Her village engages in agroforestry and is under chanot chum chon arrangement with the government. Yet forest officials used the junta’s forest reclaiming scheme to violently evict the villagers and clear-cut their forest-like rubber holdings, leaving the area bare and plunging the community into deep hardship.
Meanwhile, the fishing communities along the coast have been hardest hit by the top-down Khor Thor Chor scheme.
Citing the need to restore mangrove forests, Khor Thor Chor orders communities to move at least 100 metres away from the coast and at least 20 metres from canals.
This means most fishing villages will be evicted.
A big question arises. Will resorts and hotels along the beach be evicted too? Will double standards be again the name of the game when only the poor is the target?
And why punish small-scale fishermen when the biggest mangrove destroyer is the government’s policy to promote prawn farming for export money?

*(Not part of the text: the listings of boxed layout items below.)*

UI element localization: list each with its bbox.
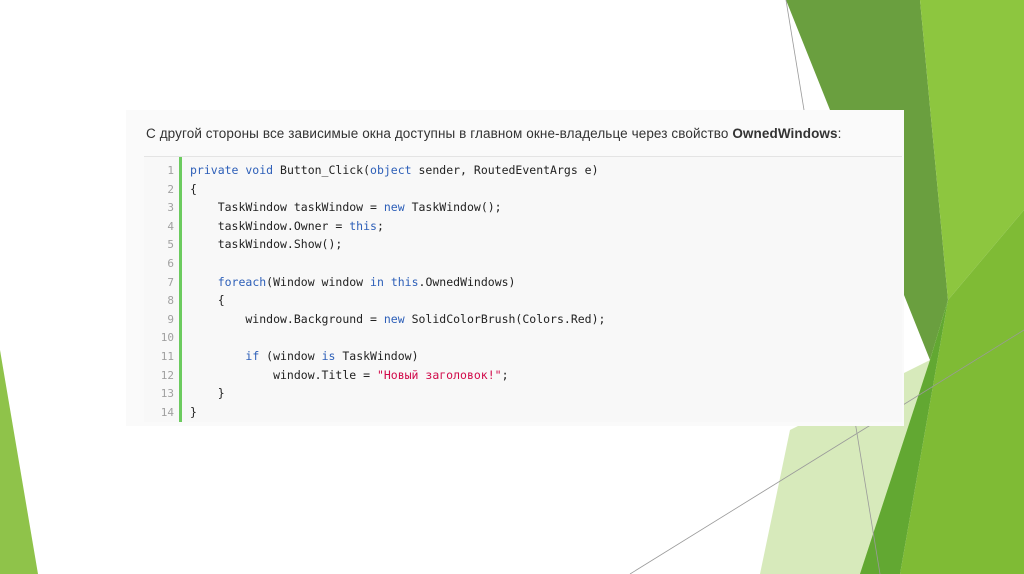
keyword-token: new [383,311,405,326]
code-token: taskWindow.Owner = [190,218,350,233]
code-line: 1 private void Button_Click(object sender… [144,161,598,180]
line-number: 12 [160,368,174,382]
line-code: window.Background = new SolidColorBrush(… [190,310,605,329]
line-number: 14 [160,405,174,419]
code-token: sender, RoutedEventArgs e) [411,163,599,177]
line-number: 8 [167,294,174,308]
code-token: ; [501,367,509,382]
intro-text-prefix: С другой стороны все зависимые окна дост… [146,126,733,141]
line-code: } [190,403,197,422]
code-line: 8 { [144,291,224,310]
code-line: 10 [144,328,174,347]
line-number: 6 [167,257,174,270]
keyword-token: this [349,218,377,233]
code-token: (window [259,349,322,363]
code-line: 4 taskWindow.Owner = this; [144,217,384,236]
code-token: } [190,404,197,419]
line-number: 3 [167,201,174,215]
code-token: ; [376,218,384,233]
code-token: taskWindow.Show(); [190,237,343,252]
keyword-token: object [370,163,412,177]
code-token: } [190,386,225,401]
keyword-token: this [390,274,419,289]
line-code: { [190,291,225,310]
code-line: 14} [144,403,197,422]
line-number: 9 [167,312,174,326]
string-token: "Новый заголовок!" [376,367,502,382]
code-token: TaskWindow(); [404,200,502,215]
code-token: TaskWindow) [335,349,419,363]
line-number: 5 [167,238,174,252]
line-code: taskWindow.Show(); [190,235,343,254]
line-number: 7 [167,275,174,289]
code-token: { [190,293,225,308]
line-code: taskWindow.Owner = this; [190,217,384,236]
code-token: SolidColorBrush(Colors.Red); [404,311,606,326]
code-token: (Window window [266,274,371,289]
keyword-token: is [321,349,336,363]
line-code: } [190,384,225,403]
code-line: 11 if (window is TaskWindow) [144,347,419,366]
code-token: window.Background = [190,311,384,326]
left-green-accent [0,350,38,574]
keyword-token: if [245,349,260,363]
keyword-token: new [383,200,405,215]
slide: С другой стороны все зависимые окна дост… [0,0,1024,574]
code-line: 12 window.Title = "Новый заголовок!"; [144,366,509,385]
line-code: { [190,180,197,199]
code-token: { [190,181,197,196]
line-code: if (window is TaskWindow) [190,347,419,366]
keyword-token: private void [190,163,274,177]
code-token: Button_Click( [273,163,371,177]
code-line: 5 taskWindow.Show(); [144,235,342,254]
line-code: private void Button_Click(object sender,… [190,161,599,180]
intro-text: С другой стороны все зависимые окна дост… [146,126,842,141]
owned-windows-property: OwnedWindows [732,126,838,141]
keyword-token: in [370,274,384,289]
line-number: 13 [160,387,174,401]
code-screenshot: С другой стороны все зависимые окна дост… [126,110,904,426]
line-code: TaskWindow taskWindow = new TaskWindow()… [190,198,502,217]
line-number: 11 [160,350,174,363]
intro-text-suffix: : [837,126,842,141]
line-number: 10 [160,331,174,345]
code-line: 13 } [144,384,225,403]
line-number: 1 [167,164,174,177]
keyword-token: foreach [217,274,267,289]
line-code: window.Title = "Новый заголовок!"; [190,366,509,385]
code-line: 2{ [144,180,197,199]
code-line: 6 [144,254,174,273]
code-line: 3 TaskWindow taskWindow = new TaskWindow… [144,198,501,217]
code-block: 1 private void Button_Click(object sender… [144,156,902,422]
line-number: 2 [167,182,174,196]
code-token: TaskWindow taskWindow = [190,200,384,215]
code-line: 7 foreach(Window window in this.OwnedWin… [144,273,515,292]
code-token: window.Title = [190,367,377,382]
code-line: 9 window.Background = new SolidColorBrus… [144,310,605,329]
code-token: .OwnedWindows) [418,274,516,289]
line-code: foreach(Window window in this.OwnedWindo… [190,273,516,292]
line-number: 4 [167,219,174,233]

Learning from Mae Tha’s Khor Thor Chor ordeal, Nam Phang forest community in Nan province is determined to go ahead with its own land use and forest conservation under communal management.
“We want land security and community-led land use and forest management,” said community leader Porawit Khamhom. “Khor Thor Chor cannot give us that.”
So what do forest communities want? “We want to have a say over our land, forest and natural resources,” said Ms Kanya.
“Each community has a different topography and way of life,” she added. “The government’s one-size-fits-all policy doesn’t work. We want a policy that allows us to answer different needs on the ground.”
To avoid nature’s wrath from climate change, research and evidence from around the world clearly show that the key to successful reforestation is community-led forest management. To make it happen, outdated forest laws and bureaucratic systems must change to embrace local communities’ participation on equal terms.
It’s not happening here.
“The problem is the lack of trust,” said Kanoksak Duangkaewruan from Mae Tha, weary of the deeply-ingrained contempt of rural people in mainstream society.
His community has pooled resources to make Mae Tha green with forest and organic farming without state support. “We have proved the villagers can protect our forest homes, yet distrust persists, especially among people in the city,” he said.
“That’s why the chanot chum chon community rights demand was rejected and replaced by the top-down Khor Thor Chor policy,” he added.
Even though Khor Thor Chor is relatively progressive compared with the forest authorities’ draconian stance, state resistance to community rights is linked to officialdom’s opposition to decentralisation, asserted Mr Kanoksak.
Like other major problems in the country, it remains unsolved because bureaucracy clings on to central power.
Decentralisation is the key, he stressed. “If that happens, if local communities can protect and manage our natural resources, real change will happen.”
From day one, the junta launched a new round of violent forest evictions to ‘reclaim the forests’.